C’est en 1543 que furent construits les bâtiments de la Villa Cozzano. “À l’époque, explique Manuel Fabrizi, la ferme de mes aïeux était une sorte de centre culturel et social qui mêlait les riches et les pauvres. Puis plus tard, la propriété abritait une école, où ma grand-mère enseignait, un élevage de porcs, et un cordonnier. La maison commune qui abrite aujourd’hui notre salle de réfectoire et notre cuisine, était ouverte aux familles des enfants scolarisés et à celles des ouvriers agricoles qui venaient cuisiner et partager un repas. Et dans la cave de notre maison principale, où logeaient les ouvriers agricoles, étaient organisées des soirées où les personnes de haut rang venaient danser.” Pendant la Seconde Guerre mondiale, l’armée allemande tente de mettre la main sur les produits de la ferme, qui sont subtilement cachés par ses occupants. Le lieu devient alors un refuge pour les habitants des villages de Cozzano et de Pozzuolo, où la présence des soldats reste forte. Cette vocation de refuge et centre culturel jusque dans les années 80, où l’exode rural touche fortement la région. La ferme devient alors inoccupée. En 2001, Cristiano et Manuela Fabrizi décident de le transformer en bed and breakfast. Mais les difficultés ne tardent pas à s’accumuler, et la banqueroute guette. Jusqu’à ce que leur fils Manuele décide de consacrer son temps et sa vie à sauver la propriété familiale.

 

En effet, la région, pourtant labellisée par l’UNESCO, attire les convoitises des industriels locaux. Une première usine, Menconi SRL, qui fabrique du bitume, parvient à s’implanter. Puis une deuxième, qui produit des engrais à partir de biomasse. Cette intrusion –assortie d’un projet plus vaste comportant notamment l’enfouissement de déchets toxiques– constitue, aux yeux de Manuel Fabrizi, un premier pas vers une pollution généralisée de la région agricole. C’est donc aux côtés de Valeria Passeri, avocate et vice-présidente de la WWF de Pérouse, dans la région d’Ombrie, qu’il se bat pour leur barrer la route. “J’essaie de sauver Cozzano, explique Valeria Passeri, parce que ce lieu est magnifique et parce qu'il est proche de la réserve naturelle de Montepulciano. Les deux usines qui s’y sont implantées font partie des plus polluantes possibles, ce qui, dans ce site protégé, constitue une violation de la loi italienne. Le problème est qu’ici, la corruption est partout. Les personnes chargées de l’inspection des sites sont souvent des amis des industriels locaux. Et les chefs d’entreprise versent des pots de vin aux associations chargées de l’environnement, si bien que tout reste caché. Les fermiers qui vivent à côté des usines, en hauteur, sur une colline, ont déjà des problèmes de santé liés aux fumées toxiques, et ils ont dû cesser la production d'huile d’olive, car l’air est pollué. Nous avons donc écrit à la procureure de la République. Une enquête est en cours, et nous avons déjà réussi à réduire les horaires d’activité autorisés aux usines.

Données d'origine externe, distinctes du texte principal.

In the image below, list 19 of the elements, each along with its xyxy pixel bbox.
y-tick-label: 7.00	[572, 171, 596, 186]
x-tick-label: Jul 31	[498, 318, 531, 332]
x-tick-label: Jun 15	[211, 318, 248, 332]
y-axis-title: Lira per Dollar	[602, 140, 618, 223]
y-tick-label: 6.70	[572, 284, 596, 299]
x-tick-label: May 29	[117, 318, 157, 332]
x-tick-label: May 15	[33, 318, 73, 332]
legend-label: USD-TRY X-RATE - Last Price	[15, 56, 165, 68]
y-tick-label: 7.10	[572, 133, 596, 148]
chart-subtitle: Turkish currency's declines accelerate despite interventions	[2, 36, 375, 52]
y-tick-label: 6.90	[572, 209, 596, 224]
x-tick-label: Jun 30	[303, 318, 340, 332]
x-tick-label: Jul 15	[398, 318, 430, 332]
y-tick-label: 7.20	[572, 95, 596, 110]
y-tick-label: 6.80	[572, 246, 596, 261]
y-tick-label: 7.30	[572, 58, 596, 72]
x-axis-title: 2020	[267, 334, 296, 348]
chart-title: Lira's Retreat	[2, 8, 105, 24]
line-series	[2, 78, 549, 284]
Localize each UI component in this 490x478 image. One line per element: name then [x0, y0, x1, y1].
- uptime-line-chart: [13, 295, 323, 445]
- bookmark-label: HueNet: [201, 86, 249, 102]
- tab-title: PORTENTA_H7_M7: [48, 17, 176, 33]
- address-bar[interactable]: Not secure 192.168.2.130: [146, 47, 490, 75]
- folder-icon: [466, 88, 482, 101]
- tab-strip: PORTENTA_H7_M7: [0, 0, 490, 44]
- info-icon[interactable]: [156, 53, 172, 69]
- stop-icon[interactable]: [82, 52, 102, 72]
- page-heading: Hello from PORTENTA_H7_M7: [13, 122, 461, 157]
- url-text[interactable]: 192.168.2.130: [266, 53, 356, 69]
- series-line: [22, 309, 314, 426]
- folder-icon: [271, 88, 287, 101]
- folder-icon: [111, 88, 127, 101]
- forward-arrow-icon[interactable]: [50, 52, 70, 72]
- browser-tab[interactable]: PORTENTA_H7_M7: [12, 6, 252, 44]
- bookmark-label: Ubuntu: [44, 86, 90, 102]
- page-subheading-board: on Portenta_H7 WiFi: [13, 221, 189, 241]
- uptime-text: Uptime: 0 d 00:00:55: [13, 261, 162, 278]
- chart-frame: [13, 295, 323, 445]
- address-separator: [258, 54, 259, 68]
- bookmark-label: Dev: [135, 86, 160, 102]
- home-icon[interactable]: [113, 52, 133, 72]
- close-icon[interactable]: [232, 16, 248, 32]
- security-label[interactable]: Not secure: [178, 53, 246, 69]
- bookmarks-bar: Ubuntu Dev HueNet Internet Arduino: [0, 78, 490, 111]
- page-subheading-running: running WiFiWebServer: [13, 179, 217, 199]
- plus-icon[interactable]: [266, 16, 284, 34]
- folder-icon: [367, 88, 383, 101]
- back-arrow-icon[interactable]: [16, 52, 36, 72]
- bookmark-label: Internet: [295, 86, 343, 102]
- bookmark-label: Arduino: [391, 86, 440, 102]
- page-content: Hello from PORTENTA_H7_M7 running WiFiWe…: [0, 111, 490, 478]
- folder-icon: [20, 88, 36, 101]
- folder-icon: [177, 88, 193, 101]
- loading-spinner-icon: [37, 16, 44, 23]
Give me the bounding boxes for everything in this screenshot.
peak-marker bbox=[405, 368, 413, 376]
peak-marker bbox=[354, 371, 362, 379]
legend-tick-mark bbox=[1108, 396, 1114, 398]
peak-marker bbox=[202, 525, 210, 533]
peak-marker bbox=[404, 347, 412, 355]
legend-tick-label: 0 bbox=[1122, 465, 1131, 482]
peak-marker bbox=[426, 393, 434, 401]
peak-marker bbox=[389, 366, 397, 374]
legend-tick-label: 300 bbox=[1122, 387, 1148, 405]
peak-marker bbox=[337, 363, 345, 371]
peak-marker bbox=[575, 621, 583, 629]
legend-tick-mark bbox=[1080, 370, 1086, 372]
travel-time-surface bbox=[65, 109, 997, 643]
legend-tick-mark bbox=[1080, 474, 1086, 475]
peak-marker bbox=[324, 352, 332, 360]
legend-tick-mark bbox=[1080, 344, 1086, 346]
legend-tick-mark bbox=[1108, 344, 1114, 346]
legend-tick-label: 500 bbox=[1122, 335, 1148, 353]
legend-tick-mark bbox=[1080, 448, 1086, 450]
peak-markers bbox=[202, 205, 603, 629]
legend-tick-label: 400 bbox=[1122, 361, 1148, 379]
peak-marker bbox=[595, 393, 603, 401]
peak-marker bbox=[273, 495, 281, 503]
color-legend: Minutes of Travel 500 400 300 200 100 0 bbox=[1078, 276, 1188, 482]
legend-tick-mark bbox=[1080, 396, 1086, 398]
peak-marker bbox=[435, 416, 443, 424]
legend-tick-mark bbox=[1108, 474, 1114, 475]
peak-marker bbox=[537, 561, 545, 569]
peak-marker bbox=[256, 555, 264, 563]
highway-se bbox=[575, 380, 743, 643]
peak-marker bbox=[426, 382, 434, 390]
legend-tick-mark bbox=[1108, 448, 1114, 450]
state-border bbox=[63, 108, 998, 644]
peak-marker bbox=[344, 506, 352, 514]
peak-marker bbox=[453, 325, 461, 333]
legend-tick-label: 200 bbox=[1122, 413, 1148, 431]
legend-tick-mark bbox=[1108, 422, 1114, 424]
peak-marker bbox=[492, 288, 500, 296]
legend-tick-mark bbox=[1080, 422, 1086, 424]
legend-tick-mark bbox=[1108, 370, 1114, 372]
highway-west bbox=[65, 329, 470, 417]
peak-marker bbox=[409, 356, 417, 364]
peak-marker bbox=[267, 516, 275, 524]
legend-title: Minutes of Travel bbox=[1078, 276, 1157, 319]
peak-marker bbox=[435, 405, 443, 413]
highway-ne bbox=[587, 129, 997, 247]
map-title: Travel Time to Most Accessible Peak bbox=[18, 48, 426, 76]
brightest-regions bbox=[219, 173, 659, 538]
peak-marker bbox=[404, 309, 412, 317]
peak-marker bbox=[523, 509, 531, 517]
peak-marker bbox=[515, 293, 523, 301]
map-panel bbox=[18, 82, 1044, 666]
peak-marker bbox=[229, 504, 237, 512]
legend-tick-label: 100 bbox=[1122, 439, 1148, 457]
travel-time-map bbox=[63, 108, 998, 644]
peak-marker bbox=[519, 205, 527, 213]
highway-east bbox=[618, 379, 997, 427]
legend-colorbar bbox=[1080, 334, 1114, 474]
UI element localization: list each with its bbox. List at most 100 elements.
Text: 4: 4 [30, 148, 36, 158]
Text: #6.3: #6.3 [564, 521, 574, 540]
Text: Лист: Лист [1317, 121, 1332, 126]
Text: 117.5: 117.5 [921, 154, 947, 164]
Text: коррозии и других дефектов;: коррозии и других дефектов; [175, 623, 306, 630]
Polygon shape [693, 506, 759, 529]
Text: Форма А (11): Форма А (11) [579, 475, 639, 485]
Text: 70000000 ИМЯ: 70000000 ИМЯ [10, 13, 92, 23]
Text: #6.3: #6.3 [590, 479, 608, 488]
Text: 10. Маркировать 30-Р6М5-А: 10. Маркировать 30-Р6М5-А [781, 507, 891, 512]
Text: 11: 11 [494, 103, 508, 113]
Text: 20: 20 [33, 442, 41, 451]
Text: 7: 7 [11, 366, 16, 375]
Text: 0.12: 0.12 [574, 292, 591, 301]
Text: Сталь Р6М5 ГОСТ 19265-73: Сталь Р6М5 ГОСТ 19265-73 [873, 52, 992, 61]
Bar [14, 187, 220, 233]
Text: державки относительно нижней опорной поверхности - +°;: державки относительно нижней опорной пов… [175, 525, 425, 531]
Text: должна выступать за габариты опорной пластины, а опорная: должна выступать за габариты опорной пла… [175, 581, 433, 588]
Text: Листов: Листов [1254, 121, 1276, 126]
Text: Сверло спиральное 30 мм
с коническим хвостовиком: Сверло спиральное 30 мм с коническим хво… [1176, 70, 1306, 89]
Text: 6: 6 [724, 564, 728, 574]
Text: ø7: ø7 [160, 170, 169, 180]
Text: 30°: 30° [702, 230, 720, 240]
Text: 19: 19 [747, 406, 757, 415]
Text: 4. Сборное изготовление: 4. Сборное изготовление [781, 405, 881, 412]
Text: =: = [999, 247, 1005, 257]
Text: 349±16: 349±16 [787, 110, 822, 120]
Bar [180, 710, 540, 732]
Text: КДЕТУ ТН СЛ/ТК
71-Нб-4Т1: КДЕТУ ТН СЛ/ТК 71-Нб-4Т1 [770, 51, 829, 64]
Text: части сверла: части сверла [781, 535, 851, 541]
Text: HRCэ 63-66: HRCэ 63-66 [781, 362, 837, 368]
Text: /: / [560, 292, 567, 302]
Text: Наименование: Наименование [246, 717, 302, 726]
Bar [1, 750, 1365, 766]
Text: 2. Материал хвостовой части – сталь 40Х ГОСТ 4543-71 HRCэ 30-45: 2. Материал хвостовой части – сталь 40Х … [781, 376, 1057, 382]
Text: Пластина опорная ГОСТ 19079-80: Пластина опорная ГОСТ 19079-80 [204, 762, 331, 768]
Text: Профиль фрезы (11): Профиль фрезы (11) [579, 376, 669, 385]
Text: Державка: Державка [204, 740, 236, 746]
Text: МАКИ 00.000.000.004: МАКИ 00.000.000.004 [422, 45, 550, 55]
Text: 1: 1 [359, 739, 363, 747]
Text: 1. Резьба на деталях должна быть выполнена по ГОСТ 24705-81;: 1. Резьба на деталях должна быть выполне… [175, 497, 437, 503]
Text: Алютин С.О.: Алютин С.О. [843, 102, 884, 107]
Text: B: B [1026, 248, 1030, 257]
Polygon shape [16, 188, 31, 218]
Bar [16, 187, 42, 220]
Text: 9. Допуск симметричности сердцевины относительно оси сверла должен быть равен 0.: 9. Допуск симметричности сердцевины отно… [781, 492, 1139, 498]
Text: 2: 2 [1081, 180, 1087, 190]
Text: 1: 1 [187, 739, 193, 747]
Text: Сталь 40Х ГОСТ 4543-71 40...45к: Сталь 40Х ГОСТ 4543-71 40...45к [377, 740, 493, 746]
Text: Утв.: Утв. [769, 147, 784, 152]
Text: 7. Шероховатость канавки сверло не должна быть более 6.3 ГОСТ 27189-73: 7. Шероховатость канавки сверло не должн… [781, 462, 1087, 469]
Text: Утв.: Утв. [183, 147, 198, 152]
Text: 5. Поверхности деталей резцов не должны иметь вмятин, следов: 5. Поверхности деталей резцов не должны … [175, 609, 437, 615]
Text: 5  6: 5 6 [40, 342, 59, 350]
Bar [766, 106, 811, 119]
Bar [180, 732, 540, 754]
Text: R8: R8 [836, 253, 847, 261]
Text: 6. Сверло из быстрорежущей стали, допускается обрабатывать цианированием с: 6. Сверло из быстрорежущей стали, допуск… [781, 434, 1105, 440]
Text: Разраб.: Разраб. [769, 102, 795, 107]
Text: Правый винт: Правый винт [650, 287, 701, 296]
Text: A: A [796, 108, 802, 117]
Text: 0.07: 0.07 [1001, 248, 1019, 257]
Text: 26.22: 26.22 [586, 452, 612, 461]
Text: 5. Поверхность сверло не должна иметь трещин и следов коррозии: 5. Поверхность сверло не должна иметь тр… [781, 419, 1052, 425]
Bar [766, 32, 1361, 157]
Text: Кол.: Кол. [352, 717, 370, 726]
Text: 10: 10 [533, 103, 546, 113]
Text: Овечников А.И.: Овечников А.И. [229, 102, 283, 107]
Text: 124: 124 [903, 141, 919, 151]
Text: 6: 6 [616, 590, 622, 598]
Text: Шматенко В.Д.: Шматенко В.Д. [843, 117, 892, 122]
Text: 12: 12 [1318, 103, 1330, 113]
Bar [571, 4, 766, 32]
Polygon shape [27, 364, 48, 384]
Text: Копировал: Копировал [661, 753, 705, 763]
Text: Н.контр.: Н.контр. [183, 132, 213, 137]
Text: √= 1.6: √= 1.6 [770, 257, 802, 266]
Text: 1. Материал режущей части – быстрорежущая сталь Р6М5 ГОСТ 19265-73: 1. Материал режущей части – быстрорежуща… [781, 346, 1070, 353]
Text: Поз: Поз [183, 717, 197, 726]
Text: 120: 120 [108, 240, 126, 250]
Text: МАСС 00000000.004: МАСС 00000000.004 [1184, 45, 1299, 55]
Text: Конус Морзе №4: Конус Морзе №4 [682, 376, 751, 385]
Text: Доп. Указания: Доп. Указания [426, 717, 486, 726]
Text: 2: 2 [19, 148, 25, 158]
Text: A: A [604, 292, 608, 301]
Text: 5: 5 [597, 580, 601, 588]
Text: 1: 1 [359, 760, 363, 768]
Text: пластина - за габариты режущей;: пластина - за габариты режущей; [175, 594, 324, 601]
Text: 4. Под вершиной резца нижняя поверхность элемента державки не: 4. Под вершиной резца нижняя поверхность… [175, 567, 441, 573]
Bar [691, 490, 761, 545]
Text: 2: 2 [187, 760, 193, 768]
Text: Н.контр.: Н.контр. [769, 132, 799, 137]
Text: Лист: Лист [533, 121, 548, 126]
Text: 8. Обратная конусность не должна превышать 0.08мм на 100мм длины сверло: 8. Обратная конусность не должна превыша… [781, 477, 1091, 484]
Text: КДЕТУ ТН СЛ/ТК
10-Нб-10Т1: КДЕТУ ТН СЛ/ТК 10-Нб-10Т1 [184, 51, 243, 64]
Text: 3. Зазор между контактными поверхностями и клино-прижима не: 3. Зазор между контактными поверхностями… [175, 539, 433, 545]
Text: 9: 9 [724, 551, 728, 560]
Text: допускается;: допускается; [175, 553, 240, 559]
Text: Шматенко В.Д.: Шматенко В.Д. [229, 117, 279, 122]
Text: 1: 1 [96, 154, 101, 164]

Avec courage et détermination, Manuel Fabrizi se bat pour conserver intact le joyau familial, véritable havre de paix. Pour faire connaître son combat, et braquer les phares sur les régions de Toscane et Ombrie, en proie à des difficultés financières, il s’apprête à lancer une association à but non lucratif vouée à replanter des arbres. “Pour 20€, poursuit-il, on recevra une bouteille d’huile d’olive, et la possibilité de suivre le développement de l’arbre que nous aurons planté grâce à la contribution”. Pour poursuivre la tradition culturelle de la région, il souhaite également organiser des résidences artistiques. “Ce lieu m’a donné beaucoup de joie, à des moments où mon existence était plombée par des problèmes personnels. Mon but est donc simple : je veux faire connaître la villa Cozzano et la développer, la rendre encore plus belle, pour la transmettre aux générations à venir.”